Ceux qui se déplaçaient dans le couloir entre les sièges, trébuchaient et s'agrippaient où ils le pouvaient. Le wagon oscillait terriblement, je commençais à avoir peur. Je m'étais habituée à l'obscurité, on voyait fort bien.

Les coups devenant de plus en plus violents, je me levai. Ce n'était pas très logique, mais il fallait bouger. Je me laverais les mains. Les indications électriques aux portes étaient allumées en veilleuse, blafardes. Passée la porte vitrée, il y avait encore moins de monde que chez nous. Mes yeux tombèrent sur un homme seul, coincé de part et d'autre par un fouillis d'objets sur les banquettes, comme le font les voyageurs bien assis qui veulent décourager d'éventuels approchants. Petits sacs, attaché-case, foulard ou autre sorte de vêtement. Enfoncé dans son fauteuil, jambes allongées devant lui, pieds sur la banquette. Il n'y avait qu'un Américain pour s'affaler ainsi. D'habitude, les solitaires m'attirent. Mais les nonchalants de son genre me choquent. Celui-ci m'étonna. Comment pouvait-on si parfaitement se retrancher du monde? Il n'avait pas les yeux fermés. Les ronds noirs dans son visage n'étaient pas des paupières fermées. On percevait une lueur dans les orbites, qui réverbérait en les accentuant les faibles sources de lumière qui persistaient encore, au loin dans la campagne, dans le paysage aveugle qu'il contemplait passionnément.

Le vent avait commencé l'attaque du train.
   Il fallait regagner ma place. J'essayais à grand-peine de poser un pied devant l'autre dans le couloir, les jambes coupées par les secousses, pendant que l'Américain, dans une attitude d'abandon et de bien-être absolu, semblait emporté par sa méditation, le regard rivé au ciel. Était-ce le moment de se laisser porter aux nues en pleine euphorie d'extase?
   L'Américain s'appelait Harry. Nous nous rencontrerions bientôt.
   Je fus rejetée en arrière. Le bruit de mon déséquilibre se perdit dans un vacarme tonitruant et ne dérangea pas le rêveur. Il tourna la tête quand je fus presque passée.

Une fois assise, je fus prise de panique. Ma place à la fenêtre de droite n'était pas rassurante. Le wagon penchait dangereusement de mon côté et l'accélération des rafales ne lui permettait plus de se redresser complètement. Si le train venait à verser, mon côté s'écraserait sur le sol.
   Je changeai de place.
   Quand viendrait le coup fatal, le siège central serait à égale distance du danger d'écrasement à droite et des débris de verre à gauche.
   Avec mon manteau, je me fabriquai une sorte de ceinture de sécurité que j'attachai par les manches sous les accoudoirs. Je boutonnai le vêtement de façon à protéger mes jambes jusqu'à la taille. En imagination, j'encaissais un choc épouvantable, je baignais dans mon sang, je sentais mes os se rompre. Je voyais même le médecin qui me montrait mes radios, la trace des mauvaises fractures, les endroits totalement émiettés. Je soupirais avec ce fatalisme issu du désespoir, que je connais si bien, et me calmai un peu en prévoyant les longs mois que dureraient l'immobilité et la guérison.

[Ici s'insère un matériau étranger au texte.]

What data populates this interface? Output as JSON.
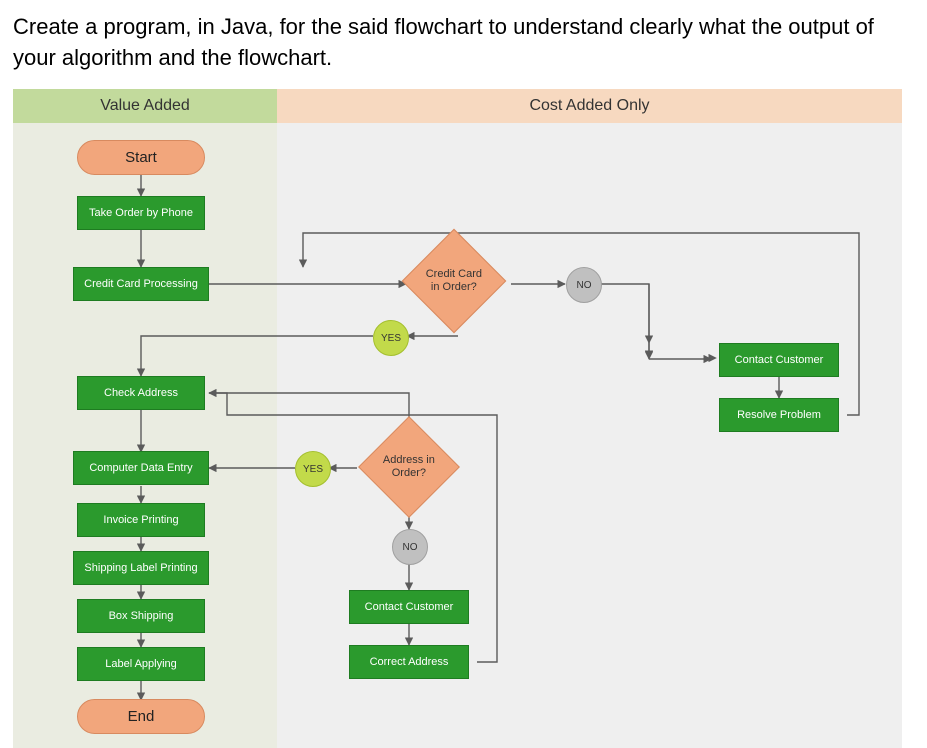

Pour m'en sortir vivante, il m'aurait fallu une sangle qui m'attacherait au dossier du siège, comme dans un avion. L'espoir de survivre, quelle illusion… J'étudiai la meilleure façon de me cramponner, me représentai quelques gestes rapides et efficaces que je répétai avec entêtement afin d'acquérir le réflexe ultra rapide qui me bloquerait le dos dans le siège pendant la secousse fatale. Elle serait terrible.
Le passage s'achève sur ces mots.